Maybe you read through the first post in my learn-along about getting started with Gimp imaging software and thought, “Forget it — all I want to do is….” Good news: You can.

There are great, easy-to-use, free image processing utilities you can use online. At Sporkforge I like the Comic Drawing Generator. Just upload a jpg image like this one.

Then Abracadabra Shazzam.
That was a Sensitivity Threshold value of 80, a brightness value of 200, the line option set to thin, and I checked “Apply Color” even though the image was black and white. Click the draw command and wait for the results. Then right-click the new image and save it to your computer.

By the way, this is a 1911 image of a cat on the shoulder of aviator John B Moisant from the Library of Congress Prints and Photographs collection.
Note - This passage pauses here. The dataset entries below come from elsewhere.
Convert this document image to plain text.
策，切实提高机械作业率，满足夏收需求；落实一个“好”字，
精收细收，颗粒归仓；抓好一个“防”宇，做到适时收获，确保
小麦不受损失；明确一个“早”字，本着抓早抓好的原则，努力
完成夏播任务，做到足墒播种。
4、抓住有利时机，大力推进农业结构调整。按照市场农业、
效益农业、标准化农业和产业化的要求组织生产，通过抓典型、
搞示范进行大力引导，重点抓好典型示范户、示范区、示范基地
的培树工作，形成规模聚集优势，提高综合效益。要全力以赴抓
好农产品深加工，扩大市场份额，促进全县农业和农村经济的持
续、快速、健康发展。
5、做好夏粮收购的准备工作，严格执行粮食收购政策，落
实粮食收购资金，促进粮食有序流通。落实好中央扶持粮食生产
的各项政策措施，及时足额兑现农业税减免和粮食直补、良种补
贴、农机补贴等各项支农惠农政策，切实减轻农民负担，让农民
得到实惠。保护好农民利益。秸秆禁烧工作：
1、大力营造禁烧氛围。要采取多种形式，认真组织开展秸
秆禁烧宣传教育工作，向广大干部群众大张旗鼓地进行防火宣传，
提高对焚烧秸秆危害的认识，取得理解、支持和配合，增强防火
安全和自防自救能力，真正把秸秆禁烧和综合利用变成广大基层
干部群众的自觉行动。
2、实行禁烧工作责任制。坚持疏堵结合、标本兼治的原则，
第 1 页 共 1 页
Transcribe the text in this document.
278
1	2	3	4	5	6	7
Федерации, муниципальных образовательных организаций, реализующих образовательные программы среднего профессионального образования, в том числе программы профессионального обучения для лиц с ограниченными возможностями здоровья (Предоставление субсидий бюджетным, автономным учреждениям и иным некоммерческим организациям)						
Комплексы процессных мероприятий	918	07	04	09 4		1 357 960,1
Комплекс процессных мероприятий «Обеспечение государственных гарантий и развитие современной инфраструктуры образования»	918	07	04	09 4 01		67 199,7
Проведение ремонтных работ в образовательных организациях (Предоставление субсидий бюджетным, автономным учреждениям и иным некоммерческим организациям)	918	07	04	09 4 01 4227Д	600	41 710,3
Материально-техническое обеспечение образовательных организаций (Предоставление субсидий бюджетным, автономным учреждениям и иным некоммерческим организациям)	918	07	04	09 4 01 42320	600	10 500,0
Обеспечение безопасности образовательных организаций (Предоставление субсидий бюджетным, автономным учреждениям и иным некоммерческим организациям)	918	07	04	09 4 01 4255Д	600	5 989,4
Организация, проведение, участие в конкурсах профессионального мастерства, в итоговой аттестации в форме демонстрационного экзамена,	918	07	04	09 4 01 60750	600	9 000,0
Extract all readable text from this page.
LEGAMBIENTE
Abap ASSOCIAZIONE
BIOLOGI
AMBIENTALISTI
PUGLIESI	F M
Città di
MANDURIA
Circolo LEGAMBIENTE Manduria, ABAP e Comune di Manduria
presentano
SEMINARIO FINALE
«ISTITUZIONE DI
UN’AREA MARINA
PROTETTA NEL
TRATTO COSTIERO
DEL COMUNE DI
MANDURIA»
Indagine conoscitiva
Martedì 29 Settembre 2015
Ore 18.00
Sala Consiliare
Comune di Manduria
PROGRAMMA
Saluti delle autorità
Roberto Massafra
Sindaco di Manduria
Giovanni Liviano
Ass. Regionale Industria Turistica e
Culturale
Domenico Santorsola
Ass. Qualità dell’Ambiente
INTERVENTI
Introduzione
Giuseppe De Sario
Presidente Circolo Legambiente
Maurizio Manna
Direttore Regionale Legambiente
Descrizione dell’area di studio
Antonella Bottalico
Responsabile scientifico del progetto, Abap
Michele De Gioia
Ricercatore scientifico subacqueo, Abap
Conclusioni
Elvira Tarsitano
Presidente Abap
Here’s another image, a photograph of Siberian irises.

Abracadabra Shazzam.
That was a Sensitivity Threshold value of 35, a brightness value of 200, the line option set to thin, and I did not check “Apply Color” even though the image was color to begin with.

Understandably, there are limits on the size of images you can upload to Sporkforge, and what you can do with them there. But it’s a fun way to get started.

There are other online utilities that give you more options and are just as easy to use to explore another day. And I’m working on Gimp, which may have a steeper learning curve but when I get over the hump, watch out!